Que d'âne et de beu je sai,
Dans ce royaume de Gaule,
Que d'âne et de beu je sai
Qui n'en arein pas tan fai.

Le chirurgien, sa femme et le curé reprirent ensemble:

Que d'âne et de beu je sai
Dans ce royaume de Gaule
Que d'âne et de beu je sai
Qui n'en arein pas tan fai.

Et mon bon maître reprit d'une voix plus faible:

Mais le pu béo de l'histoire
Ce fut que l'âne et le beu
Ainsin passire tô deu
La nuit sans manger ni boire.
Que d'âne et de beu je sai,
Couver de pane et de moire,
Que d'âne et de beu je sai
Qui n'en arein pas tan fai!

Puis il laissa tomber sa tête sur l'oreiller et ne chanta plus.

—Il y a du bon en ce chrétien, nous dit M. le curé, beaucoup de bon, et tantôt encore il m'édifiait moi-même par de belles sentences.
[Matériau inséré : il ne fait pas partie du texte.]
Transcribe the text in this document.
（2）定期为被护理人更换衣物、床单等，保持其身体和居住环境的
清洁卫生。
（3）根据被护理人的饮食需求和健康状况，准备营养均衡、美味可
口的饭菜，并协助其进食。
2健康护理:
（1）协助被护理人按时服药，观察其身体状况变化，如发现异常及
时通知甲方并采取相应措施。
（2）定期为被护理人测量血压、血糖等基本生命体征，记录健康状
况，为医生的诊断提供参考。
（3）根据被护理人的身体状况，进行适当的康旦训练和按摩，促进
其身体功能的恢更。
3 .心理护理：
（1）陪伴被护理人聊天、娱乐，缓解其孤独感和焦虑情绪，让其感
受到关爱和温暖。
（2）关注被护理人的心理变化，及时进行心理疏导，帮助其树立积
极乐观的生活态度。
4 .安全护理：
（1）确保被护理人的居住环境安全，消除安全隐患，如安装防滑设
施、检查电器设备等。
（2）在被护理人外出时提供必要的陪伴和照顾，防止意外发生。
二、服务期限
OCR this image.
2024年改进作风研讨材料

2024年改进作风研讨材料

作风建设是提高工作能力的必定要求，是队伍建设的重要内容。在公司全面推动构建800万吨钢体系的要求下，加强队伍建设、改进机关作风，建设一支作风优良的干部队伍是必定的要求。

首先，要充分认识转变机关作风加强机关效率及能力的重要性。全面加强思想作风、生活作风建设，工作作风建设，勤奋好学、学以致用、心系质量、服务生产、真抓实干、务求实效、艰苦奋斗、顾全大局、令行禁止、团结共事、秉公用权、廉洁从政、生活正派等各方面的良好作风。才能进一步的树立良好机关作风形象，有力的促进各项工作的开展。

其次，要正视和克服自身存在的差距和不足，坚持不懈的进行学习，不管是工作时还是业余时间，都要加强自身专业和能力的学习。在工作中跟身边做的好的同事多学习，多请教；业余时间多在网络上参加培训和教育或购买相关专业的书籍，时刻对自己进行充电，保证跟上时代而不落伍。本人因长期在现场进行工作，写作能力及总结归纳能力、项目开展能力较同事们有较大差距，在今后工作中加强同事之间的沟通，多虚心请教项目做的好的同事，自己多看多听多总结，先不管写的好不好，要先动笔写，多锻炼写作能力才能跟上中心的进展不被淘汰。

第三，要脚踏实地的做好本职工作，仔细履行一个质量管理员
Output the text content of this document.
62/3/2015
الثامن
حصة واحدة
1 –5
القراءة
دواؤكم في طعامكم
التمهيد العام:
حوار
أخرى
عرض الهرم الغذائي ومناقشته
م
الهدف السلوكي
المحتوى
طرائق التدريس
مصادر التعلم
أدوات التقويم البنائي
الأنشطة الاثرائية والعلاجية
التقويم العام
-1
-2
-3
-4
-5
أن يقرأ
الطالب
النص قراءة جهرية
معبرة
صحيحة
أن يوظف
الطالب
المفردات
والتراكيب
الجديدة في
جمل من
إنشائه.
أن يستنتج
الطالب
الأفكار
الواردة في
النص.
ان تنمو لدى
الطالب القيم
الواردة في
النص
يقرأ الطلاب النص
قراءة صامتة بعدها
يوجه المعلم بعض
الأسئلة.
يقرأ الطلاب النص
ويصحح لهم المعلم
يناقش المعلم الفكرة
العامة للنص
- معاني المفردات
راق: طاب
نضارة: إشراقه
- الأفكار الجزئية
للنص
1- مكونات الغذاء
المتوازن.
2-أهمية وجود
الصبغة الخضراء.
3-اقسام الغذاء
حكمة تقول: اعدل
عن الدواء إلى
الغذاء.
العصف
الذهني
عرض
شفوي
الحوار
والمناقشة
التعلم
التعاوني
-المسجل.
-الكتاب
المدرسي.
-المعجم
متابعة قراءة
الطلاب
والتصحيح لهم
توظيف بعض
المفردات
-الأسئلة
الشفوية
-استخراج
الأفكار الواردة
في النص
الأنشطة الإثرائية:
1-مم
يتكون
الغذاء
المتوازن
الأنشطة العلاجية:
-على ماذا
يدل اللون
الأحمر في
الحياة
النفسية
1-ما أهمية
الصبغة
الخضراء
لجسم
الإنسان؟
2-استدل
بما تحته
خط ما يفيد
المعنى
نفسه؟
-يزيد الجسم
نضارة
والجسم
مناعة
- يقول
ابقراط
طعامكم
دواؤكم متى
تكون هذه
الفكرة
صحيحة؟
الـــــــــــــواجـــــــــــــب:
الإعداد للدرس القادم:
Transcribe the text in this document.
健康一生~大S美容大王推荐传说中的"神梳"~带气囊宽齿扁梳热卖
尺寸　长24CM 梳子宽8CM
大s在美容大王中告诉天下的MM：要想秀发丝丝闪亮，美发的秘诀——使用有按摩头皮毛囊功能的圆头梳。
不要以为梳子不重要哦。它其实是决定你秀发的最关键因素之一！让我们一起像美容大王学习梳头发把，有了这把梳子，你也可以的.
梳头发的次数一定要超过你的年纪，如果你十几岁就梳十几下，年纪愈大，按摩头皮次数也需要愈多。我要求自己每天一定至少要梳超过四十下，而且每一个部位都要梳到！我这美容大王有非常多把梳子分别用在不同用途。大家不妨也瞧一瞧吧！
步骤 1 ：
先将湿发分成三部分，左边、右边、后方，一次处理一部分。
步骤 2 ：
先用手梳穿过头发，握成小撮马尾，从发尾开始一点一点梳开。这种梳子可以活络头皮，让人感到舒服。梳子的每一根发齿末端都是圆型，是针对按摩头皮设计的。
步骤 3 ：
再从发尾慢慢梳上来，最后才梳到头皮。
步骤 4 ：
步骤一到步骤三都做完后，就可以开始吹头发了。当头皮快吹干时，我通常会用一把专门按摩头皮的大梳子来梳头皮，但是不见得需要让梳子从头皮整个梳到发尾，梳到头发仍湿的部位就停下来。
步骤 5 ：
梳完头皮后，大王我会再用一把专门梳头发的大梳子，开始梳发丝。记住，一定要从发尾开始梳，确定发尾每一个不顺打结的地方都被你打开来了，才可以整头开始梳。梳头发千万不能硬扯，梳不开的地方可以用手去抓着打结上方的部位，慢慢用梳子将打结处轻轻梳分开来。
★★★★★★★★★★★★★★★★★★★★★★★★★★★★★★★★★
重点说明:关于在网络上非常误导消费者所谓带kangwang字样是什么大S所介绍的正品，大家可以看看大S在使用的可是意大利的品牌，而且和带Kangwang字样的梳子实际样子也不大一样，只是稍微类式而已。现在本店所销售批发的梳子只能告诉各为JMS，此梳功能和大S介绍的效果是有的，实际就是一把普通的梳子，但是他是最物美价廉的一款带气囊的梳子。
Mais il ne laisse point de m'inquiéter, car tout dépend de la fin, et l'on ne sait ce qui restera au fond du panier. Dieu, dans sa bonté, veut qu'un seul moment nous sauve; encore faut-il que ce moment soit le dernier, de sorte que tout dépend d'une seule minute, auprès de laquelle le reste de la vie est comme rien. C'est ce qui me fait frémir pour ce malade, que les anges et les diables se disputent furieusement. Mais il ne faut point désespérer de la miséricorde divine.

Deux jours se passèrent en de cruelles alternatives. Après quoi, mon bon maître tomba dans une faiblesse extrême.

—Il n'y a plus d'espoir, me dit tout bas M. Coquebert. Voyez comme sa tête creuse l'oreiller, et remarquez que son nez est aminci.

En effet, le nez de mon bon maître, naguère gros et rouge, n'était plus qu'une lame recourbée, livide comme du plomb.